Il progetto delle “Oscure notti dell’anima” ha una lunga gestazione. Partendo dai miei trascorsi, trae origine dall’esperienza della perdita, la perdita dell’Eden, di una giovinezza mai vissuta, la perdita della libertà di esprimermi attraverso i miei talenti artistici ed ancor di più la perdita di un carissimo amico, mia anima gemella nella ricerca della verità. Da qui cominciano delle riflessioni profonde sul senso della vita e, come un angelo caduto e ribelle di liciniana memoria, ho incominciato un viaggio nei meandri della mia anima sconfessando le certezze di un ego oramai insufficiente a fornire risposte nel campo della conoscenza immateriale.
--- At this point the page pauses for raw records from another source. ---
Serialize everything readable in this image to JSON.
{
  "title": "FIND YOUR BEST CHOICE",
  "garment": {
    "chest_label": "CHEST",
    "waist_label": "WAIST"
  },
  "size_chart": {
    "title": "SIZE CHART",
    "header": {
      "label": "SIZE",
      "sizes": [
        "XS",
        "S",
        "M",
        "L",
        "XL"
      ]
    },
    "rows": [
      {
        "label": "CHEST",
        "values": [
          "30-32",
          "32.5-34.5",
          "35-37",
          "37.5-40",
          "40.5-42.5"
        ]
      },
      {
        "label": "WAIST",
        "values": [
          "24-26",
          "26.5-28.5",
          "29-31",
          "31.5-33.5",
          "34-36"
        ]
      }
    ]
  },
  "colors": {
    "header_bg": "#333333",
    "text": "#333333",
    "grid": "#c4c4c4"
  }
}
Una domanda di rito, quali sono i tuoi prossimi progetti?

Tanti, troppi per parlarne in poche righe. A titolo meramente esemplificativo, sto lavorando ad un ciclo video-fotografico sulla Rinascita.

Riferimenti e contatti
badwan.management@gmail.; robi.capponi@libero.it; manager Roberto Capponi: 347 1554961.
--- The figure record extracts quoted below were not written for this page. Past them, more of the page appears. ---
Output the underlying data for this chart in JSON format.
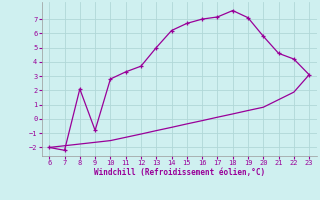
{
  "upper_x": [
    6,
    7,
    8,
    9,
    10,
    11,
    12,
    13,
    14,
    15,
    16,
    17,
    18,
    19,
    20,
    21,
    22,
    23
  ],
  "upper_y": [
    -2.0,
    -2.2,
    2.1,
    -0.8,
    2.8,
    3.3,
    3.7,
    5.0,
    6.2,
    6.7,
    7.0,
    7.15,
    7.6,
    7.1,
    5.8,
    4.6,
    4.2,
    3.1
  ],
  "lower_x": [
    6,
    7,
    8,
    9,
    10,
    11,
    12,
    13,
    14,
    15,
    16,
    17,
    18,
    19,
    20,
    21,
    22,
    23
  ],
  "lower_y": [
    -2.0,
    -1.88,
    -1.76,
    -1.64,
    -1.52,
    -1.29,
    -1.06,
    -0.82,
    -0.59,
    -0.35,
    -0.12,
    0.12,
    0.35,
    0.59,
    0.82,
    1.35,
    1.88,
    3.1
  ],
  "line_color": "#990099",
  "bg_color": "#cff0f0",
  "grid_color": "#b0d8d8",
  "xlabel": "Windchill (Refroidissement éolien,°C)",
  "xlim": [
    5.5,
    23.5
  ],
  "ylim": [
    -2.6,
    8.2
  ],
  "yticks": [
    -2,
    -1,
    0,
    1,
    2,
    3,
    4,
    5,
    6,
    7
  ],
  "xticks": [
    6,
    7,
    8,
    9,
    10,
    11,
    12,
    13,
    14,
    15,
    16,
    17,
    18,
    19,
    20,
    21,
    22,
    23
  ],
  "figsize": [
    3.2,
    2.0
  ],
  "dpi": 100
}
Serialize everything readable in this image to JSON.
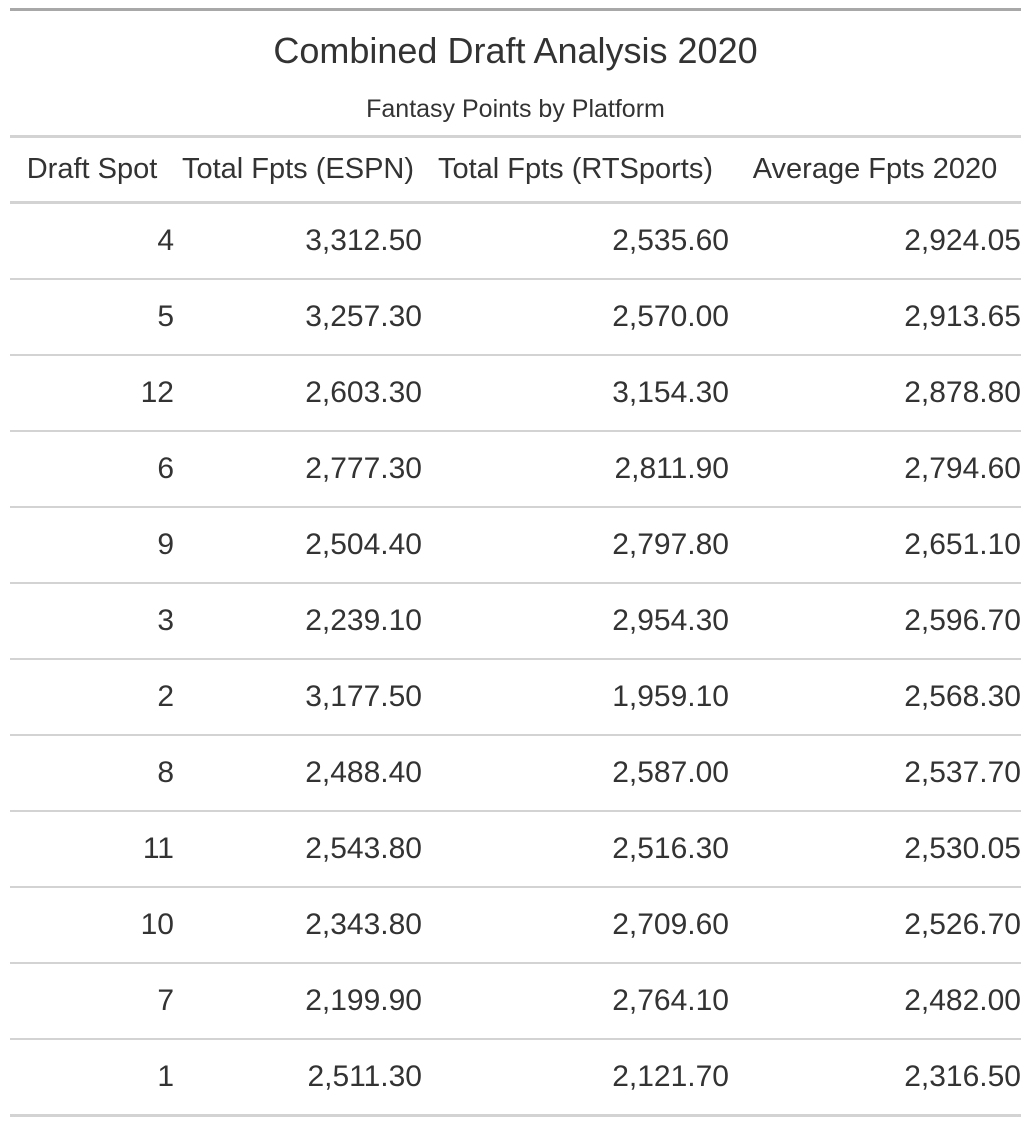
{
  "chart_data": {
    "type": "table",
    "title": "Combined Draft Analysis 2020",
    "subtitle": "Fantasy Points by Platform",
    "columns": [
      "Draft Spot",
      "Total Fpts (ESPN)",
      "Total Fpts (RTSports)",
      "Average Fpts 2020"
    ],
    "rows": [
      [
        "4",
        "3,312.50",
        "2,535.60",
        "2,924.05"
      ],
      [
        "5",
        "3,257.30",
        "2,570.00",
        "2,913.65"
      ],
      [
        "12",
        "2,603.30",
        "3,154.30",
        "2,878.80"
      ],
      [
        "6",
        "2,777.30",
        "2,811.90",
        "2,794.60"
      ],
      [
        "9",
        "2,504.40",
        "2,797.80",
        "2,651.10"
      ],
      [
        "3",
        "2,239.10",
        "2,954.30",
        "2,596.70"
      ],
      [
        "2",
        "3,177.50",
        "1,959.10",
        "2,568.30"
      ],
      [
        "8",
        "2,488.40",
        "2,587.00",
        "2,537.70"
      ],
      [
        "11",
        "2,543.80",
        "2,516.30",
        "2,530.05"
      ],
      [
        "10",
        "2,343.80",
        "2,709.60",
        "2,526.70"
      ],
      [
        "7",
        "2,199.90",
        "2,764.10",
        "2,482.00"
      ],
      [
        "1",
        "2,511.30",
        "2,121.70",
        "2,316.50"
      ]
    ]
  },
  "colors": {
    "text": "#333333",
    "top_rule": "#a8a8a8",
    "row_rule": "#d3d3d3",
    "background": "#ffffff"
  }
}
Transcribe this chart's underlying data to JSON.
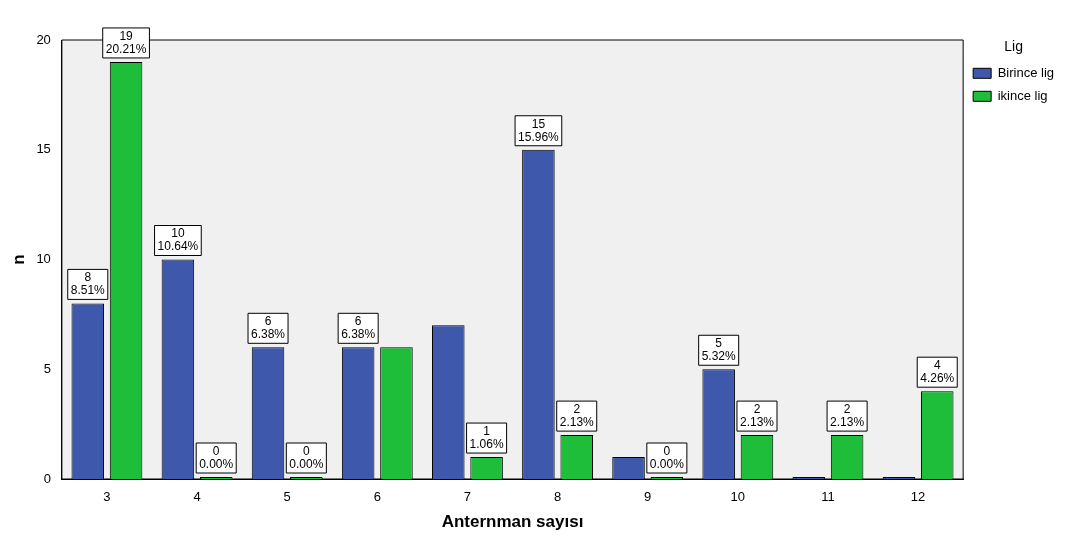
{
  "chart_data": {
    "type": "bar",
    "xlabel": "Anternman sayısı",
    "ylabel": "n",
    "legend_title": "Lig",
    "legend": "top right",
    "categories": [
      "3",
      "4",
      "5",
      "6",
      "7",
      "8",
      "9",
      "10",
      "11",
      "12"
    ],
    "ylim": [
      0,
      20
    ],
    "yticks": [
      0,
      5,
      10,
      15,
      20
    ],
    "grid": false,
    "series": [
      {
        "name": "Birince lig",
        "color": "#3e58ac",
        "values": [
          8,
          10,
          6,
          6,
          7,
          15,
          1,
          5,
          0,
          0
        ],
        "value_labels": [
          "8\n8.51%",
          "10\n10.64%",
          "6\n6.38%",
          "6\n6.38%",
          null,
          "15\n15.96%",
          null,
          "5\n5.32%",
          null,
          null
        ]
      },
      {
        "name": "ikince lig",
        "color": "#1fbe3a",
        "values": [
          19,
          0,
          0,
          6,
          1,
          2,
          0,
          2,
          2,
          4
        ],
        "value_labels": [
          "19\n20.21%",
          "0\n0.00%",
          "0\n0.00%",
          null,
          "1\n1.06%",
          "2\n2.13%",
          "0\n0.00%",
          "2\n2.13%",
          "2\n2.13%",
          "4\n4.26%"
        ]
      }
    ]
  }
}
Nidaa Badwan, artista palestinese nata ad Aba Dhabi nel 1987, cresciuta a Deir Al-Balah, nel sud della Striscia di Gaza, è balzata all’attenzione dell’opinione pubblica internazionale dal 2016, quando alcuni dei maggiori quotidiani europei e americani (tra i quali il New York Times e Corriere della Sera) si sono occupati delle opere da lei realizzate all’interno del progetto artistico: “Cento giorni di solitudine”. Una serie di autoritratti che l’artista ha scattato con la propria macchina fotografica dentro una piccola e colorata stanza da letto, dove la giovane si è rinchiusa volontariamente per oltre 20 mesi, a partire dal novembre del 2013, in seguito all’aggressione subita da parte di alcuni miliziani di Hamas che l’avevano fermata per strada, durante la preparazione di una mostra, contestandole il mancato uso del velo. Un esilio volontario dalla propria comunità vissuto allo scopo di denunciare la condizione di isolamento e di mancanza di libertà che caratterizzano la vita quotidiana della popolazione, in particolare di quella femminile, all’interno di un territorio fortemente militarizzato, dove l’esercizio dei propri diritti individuali diventa una sfida che si rinnova ogni giorno.
Dopo gli anni della Palestina si è trasferita nella Repubblica di San Marino, dove ha svolto anche il lavoro di docente universitaria presso l’Università del Design della Repubblica di San Marino. Ora, l’artista vive in Italia. Le sue mostre hanno girato e stanno girando il mondo: dopo la prima a Gerusalemme, numerose mostre in Italia, Danimarca, Germania, U.S.A., Spagna, Emirati Arabi
Nel 2016 è stata selezionata per il The 2016 Sovereign Middle East & North Africa Art Prize Finalists, un premio ai 30 migliori artisti del mondo arabo, Nel 2017 è stata relatrice al convegno dell’UNESCO, svoltosi a Cartagine (Tunisia). Sempre nel 2017 il Comune di Monte Grimano Terme (Pesaro-Urbino) ha concesso uno spazio nel proprio centro storico come “nuova stanza” di Nidaa. L’inaugurazione è avvenuta alla presenza di numerose autorità, tra le quali il Console di Palestina in Italia.